Forrest Gump a reçu accidentellement des actions Apple, pensant que c'était une simple entreprise de fruits — une belle histoire. Et bien que des rumeurs prétendent que des singes lançant des fléchettes investissent aussi efficacement qu’un analyste moyen, imiter ces tactiques n’est clairement pas une stratégie gagnante. Faire un essai auto avec un pote mécanicien ou visiter une maison avant l’achat est du bon sens.
Ou pas ?
La valorisation d’une entreprise est à la fois une science inexacte et une forme d’art. C’est un exercice de lecture des états financiers, des gens, et de votre boule de cristal. Il est impossible de prédire les pandémies, les guerres ou les changements dans la vie conjugale et l’état émotionnel des dirigeants. Mais lire le code et les plans techniques ? Ça, on peut. Ce type de due diligence technique fournit sans doute les prédictions les plus fiables.
Bien que souvent perçue comme un simple audit d’artefacts techniques — où des geeks évaluent le travail d’autres geeks — ce n’est que la partie émergée de l’iceberg. Comme pour d'autres types de due diligence, il s'agit aussi d'un exercice de lecture. On examine les circuits internes et les choix architecturaux de l’entreprise analysée. Mais se limiter à ça serait réducteur. Ayant été des deux côtés de la barrière, je peux vous dire : il y a plus que ce qu’on croit voir.
Les deux faces de la pièce
Le parallèle avec l’investissement en bourse est clair : investir, c’est autant une affaire de personnes (sinon plus) que de chiffres. De la même manière, la due diligence technique peut être représentée par un camembert en deux parts : la partie dure et la partie douce.
La partie dure
“La manière dont tu fais une chose est la manière dont tu fais toute chose.”—MARTHA BECK
Il s’agit d’examiner les bits, l’infrastructure, les choix d’architecture logicielle ou matérielle. On observe l'efficacité du code, le bon usage des outils, et le bon sens technique général.
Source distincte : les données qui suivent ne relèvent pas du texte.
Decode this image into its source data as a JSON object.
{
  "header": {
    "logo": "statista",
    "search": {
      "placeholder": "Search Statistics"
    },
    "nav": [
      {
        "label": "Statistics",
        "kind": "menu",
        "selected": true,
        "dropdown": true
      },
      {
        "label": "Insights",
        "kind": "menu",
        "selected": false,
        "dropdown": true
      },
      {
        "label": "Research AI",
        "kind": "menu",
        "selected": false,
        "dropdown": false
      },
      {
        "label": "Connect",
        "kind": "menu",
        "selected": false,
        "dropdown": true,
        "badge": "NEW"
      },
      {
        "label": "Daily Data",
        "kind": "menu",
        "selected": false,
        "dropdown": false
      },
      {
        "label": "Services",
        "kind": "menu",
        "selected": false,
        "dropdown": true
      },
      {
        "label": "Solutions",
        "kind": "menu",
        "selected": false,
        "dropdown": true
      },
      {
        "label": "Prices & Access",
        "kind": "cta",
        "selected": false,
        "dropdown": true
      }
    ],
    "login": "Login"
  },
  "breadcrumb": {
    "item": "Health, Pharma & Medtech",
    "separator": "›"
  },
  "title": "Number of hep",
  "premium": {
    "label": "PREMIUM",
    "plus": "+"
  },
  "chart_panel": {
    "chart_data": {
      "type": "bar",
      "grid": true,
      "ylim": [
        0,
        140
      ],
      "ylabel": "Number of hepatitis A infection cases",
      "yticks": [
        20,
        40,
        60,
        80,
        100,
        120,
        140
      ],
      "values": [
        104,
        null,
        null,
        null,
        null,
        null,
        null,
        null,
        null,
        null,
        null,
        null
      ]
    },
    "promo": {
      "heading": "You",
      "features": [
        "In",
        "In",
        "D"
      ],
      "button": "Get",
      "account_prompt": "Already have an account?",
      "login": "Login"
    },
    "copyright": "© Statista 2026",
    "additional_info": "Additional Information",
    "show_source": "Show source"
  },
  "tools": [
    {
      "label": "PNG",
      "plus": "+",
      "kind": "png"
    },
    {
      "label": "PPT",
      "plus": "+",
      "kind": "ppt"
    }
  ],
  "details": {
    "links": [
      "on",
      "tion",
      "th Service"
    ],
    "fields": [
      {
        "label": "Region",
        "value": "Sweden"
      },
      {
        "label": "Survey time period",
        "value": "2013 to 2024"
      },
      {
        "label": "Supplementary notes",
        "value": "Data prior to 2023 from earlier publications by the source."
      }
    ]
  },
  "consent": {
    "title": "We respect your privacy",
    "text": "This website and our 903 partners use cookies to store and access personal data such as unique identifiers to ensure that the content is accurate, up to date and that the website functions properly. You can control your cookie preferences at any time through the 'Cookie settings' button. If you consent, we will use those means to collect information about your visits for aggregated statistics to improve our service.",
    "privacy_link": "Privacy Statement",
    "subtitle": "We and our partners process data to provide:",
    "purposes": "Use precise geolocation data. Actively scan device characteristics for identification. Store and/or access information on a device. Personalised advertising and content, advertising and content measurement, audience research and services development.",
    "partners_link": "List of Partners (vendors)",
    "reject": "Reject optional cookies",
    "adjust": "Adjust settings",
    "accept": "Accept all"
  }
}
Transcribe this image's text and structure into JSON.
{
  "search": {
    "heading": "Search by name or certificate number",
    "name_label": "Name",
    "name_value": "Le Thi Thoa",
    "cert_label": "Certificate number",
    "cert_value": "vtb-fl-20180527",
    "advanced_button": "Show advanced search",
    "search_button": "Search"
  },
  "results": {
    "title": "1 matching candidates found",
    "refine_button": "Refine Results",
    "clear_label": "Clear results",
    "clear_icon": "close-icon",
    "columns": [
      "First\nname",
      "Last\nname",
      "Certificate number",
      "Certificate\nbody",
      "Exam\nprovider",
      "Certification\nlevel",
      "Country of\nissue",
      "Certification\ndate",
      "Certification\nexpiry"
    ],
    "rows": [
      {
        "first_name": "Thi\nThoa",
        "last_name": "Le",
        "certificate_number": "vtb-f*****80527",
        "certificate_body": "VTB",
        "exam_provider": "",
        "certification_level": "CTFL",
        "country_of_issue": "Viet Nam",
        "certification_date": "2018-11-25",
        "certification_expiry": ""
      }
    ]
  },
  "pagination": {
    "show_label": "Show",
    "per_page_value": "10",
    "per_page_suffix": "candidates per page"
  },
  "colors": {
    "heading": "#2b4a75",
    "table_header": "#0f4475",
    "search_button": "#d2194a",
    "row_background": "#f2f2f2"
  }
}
Il est essentiel de comprendre les problèmes à résoudre, comment ils l’ont été (ou pas), et pourquoi tout est structuré ainsi.

Lorsqu’une certaine clarté est atteinte, il est temps de s'assurer que les pratiques sont appliquées "à la lettre". Cette étape est stratégique car elle révèle l’état d’esprit de l’auteur. Ainsi, si un employé ne prend même pas la peine d’explorer en profondeur la documentation de l’outil qu’il a choisi, c’est un signal d’alerte évident.
Un autre pan de la stack technologique qui mérite d’être examiné est le prototypage et le wire-framing de maquettes UI/UX au pixel près. Je considère cela comme une partie intégrante de la due diligence technique, même si cela peut sembler relever du design et de la créativité. En effet, plus on avance dans le cycle, plus chaque erreur corrigée coûte cher : on passe d’un prototypage bon marché à un refactoring coûteux en production. Si des erreurs apparaissent tôt et passent inaperçues lors de la transition vers le développement, l’entreprise et ses investisseurs en paieront le prix fort.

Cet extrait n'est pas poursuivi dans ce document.